Hoy es jornada de elecciones en Asturias y en Andalucía. Una vez más una parte de los ciudadanos españoles celebra sus propios comicios para renovar las instituciones autonómicas de la mano de los equipos que el pueblo elija. Hoy es un día para la libertad. Son muchas ya las ocasiones, desde la aprobación de la Constitución del 78, en que los ciudadanos acudimos a las urnas para hacer pública nuestra decisión soberana y, no cabe duda, la auténtica inundación que la contienda electoral hacía de nuestras vidas en las primeras citas de la democracia no se da ya. Ir a votar se ha convertido en un acto lleno de normalidad que no desata las pasiones de aquellos principios.

Es grato observar cómo, a pesar del amplio despliegue que las candidaturas hacen con sus carteles, sus mítines, sus megáfonos, sus fotos y sus vídeos, la vida de los más se desarrolla con normalidad y la inmensa actividad diaria integra sin demasiado ruido el trasiego y el movimiento de los partidos y sus protagonistas. La importancia de la jornada, los cambios que pueden producir su resultado y el sentido final del veredicto popular son notables, siempre lo son, pero el modelo paralizador que pone horario a la expresión de los pensamientos o que prohíbe o absuelve declaraciones u otras formas de expresión empieza a resultar obsoleto, caduco y lleno de telarañas.
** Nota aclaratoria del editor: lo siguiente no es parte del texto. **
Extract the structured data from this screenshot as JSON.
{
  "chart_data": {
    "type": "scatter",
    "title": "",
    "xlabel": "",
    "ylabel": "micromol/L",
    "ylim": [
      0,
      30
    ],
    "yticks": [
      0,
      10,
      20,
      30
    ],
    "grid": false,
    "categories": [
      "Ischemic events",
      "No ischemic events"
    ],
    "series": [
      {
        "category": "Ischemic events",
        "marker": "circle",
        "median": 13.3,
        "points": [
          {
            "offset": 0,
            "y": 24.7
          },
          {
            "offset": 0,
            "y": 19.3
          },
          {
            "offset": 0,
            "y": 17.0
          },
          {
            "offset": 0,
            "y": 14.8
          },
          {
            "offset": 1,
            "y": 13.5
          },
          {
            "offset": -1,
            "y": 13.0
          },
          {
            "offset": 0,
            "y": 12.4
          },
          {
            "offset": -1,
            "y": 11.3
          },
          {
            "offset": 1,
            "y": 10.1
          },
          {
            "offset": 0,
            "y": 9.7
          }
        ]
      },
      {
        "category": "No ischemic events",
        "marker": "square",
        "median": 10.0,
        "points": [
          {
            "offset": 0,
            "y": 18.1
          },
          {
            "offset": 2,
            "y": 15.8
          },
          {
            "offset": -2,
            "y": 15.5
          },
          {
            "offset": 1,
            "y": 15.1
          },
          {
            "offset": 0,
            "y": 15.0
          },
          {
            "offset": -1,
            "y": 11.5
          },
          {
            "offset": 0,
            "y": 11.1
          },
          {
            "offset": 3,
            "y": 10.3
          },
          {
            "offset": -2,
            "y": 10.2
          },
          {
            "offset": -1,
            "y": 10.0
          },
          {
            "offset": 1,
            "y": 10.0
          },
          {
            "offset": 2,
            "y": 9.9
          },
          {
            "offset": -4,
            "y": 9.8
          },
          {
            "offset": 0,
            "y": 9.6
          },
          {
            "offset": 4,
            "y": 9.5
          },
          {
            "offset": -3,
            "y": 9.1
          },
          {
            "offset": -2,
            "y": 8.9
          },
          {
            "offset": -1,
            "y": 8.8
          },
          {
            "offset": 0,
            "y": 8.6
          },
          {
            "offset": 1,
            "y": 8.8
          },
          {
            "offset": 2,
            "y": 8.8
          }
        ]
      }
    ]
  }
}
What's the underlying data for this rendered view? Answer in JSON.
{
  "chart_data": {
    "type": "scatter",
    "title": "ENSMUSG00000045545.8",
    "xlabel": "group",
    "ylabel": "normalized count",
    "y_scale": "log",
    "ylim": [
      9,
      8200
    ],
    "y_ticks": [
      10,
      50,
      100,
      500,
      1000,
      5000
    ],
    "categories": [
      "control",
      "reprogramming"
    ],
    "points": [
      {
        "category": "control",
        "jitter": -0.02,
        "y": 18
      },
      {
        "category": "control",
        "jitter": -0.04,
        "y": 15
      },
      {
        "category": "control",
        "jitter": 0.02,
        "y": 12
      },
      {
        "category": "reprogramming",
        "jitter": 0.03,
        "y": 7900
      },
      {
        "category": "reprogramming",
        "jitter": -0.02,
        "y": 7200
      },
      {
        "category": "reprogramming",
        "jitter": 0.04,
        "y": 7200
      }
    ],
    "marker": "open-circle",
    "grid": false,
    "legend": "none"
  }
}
La pasión electorera de antaño ha dado paso a la asunción responsable del deber cívico de votar, asistir con interés al desarrollo del día y… dar paso al lunes para vivir y trabajar. Han pasado los años y esto ya no puede ser una batalla. Es hora de que vivamos con normalidad estos procesos que, aún su gran importancia, no pueden más que producir variaciones sobre lo existente que nunca pueden salirse del modelo constitucional de convivencia previsto. Es por ello que empieza a ser hora de pensar y decidir que las normas que ponen límite y cauce a lo que se puede hacer y decir en las fechas aledañas a unas elecciones pueden y deben modificarse.

Pensemos en esa liturgia que hace que a las 00.00 horas del primero de esos quince días que conforman legalmente la campaña electoral ya se puede pedir el voto. O sea que antes de esa fecha no se puede y así pues se pide el apoyo, el respaldo, etc. Lo acostumbrado es dar inicio a la campaña a esas horas tan tardías y hacer una pegada de carteles felizmente simbólica. Luego, durante trece días, se pregona, se viaja, se comunica y se pide el voto una y otra vez. Pero, llegadas las 00.00 horas del día anterior al de apertura de urnas, las bocas han de enmudecer dando paso a la petulante «jornada de reflexión», donde los unos y los otros habrán de callar o hablar de libertad, de fiesta de la democracia, etc., en un maniqueo ejercicio de respeto a un pueblo que presuntamente piensa finalmente qué va hacer al votar. Como si no lo supiera ya, o como si las bien dichas y machaconas palabras precisamente ese día pudieran alterar los planteamientos y decisiones de los llamados a votar, que pueden hacerlo porque son mayores de edad.

Y no es que en estas líneas pretendamos mitificar la limpieza de todos los comportamientos para votar en libertad. No. Ni tampoco vamos a estar ciegos y sordos ante las presiones que en nuestra sociedad se hacen para acudir a actos políticos con el prevalimiento que puede conllevar determinado ejercicio de la autoridad, ni tampoco obviaremos los abusos que llevan a modificar algunos hábitos externos para no mostrar símbolos que no sean del agrado de los presuntos dominantes. No. Pero, si relajamos finalmente el corsé normativo electoral que nos hemos puesto y que cada vez tiene menos sentido, disminuirán los instrumentos al alcance de los desahogados y seguro que será mejor para la libertad.

A veces trivializar procesos o conductas nos lleva a garantizar su libre ejercicio y, por el contrario, cuadricular los comportamientos nos puede hacer desembocar en el control indeseado de su desarrollo. Tiempos son de que las garantías de nuestra realidad democrática sean tan sólidas que no tengamos que estar al albur de las tentaciones o veleidades de los que siempre están dispuestos a saltarse cualquier norma a favor de su propio interés. En la Europa democrática tradicional, de longeva trayectoria, no hay sobresalto alguno en los períodos de interinidad de los gobiernos y ni siquiera en la temporal ausencia de ellos. Eso queremos, garantías y libertad, porque ir a votar lo que se quiera es ya lo normal.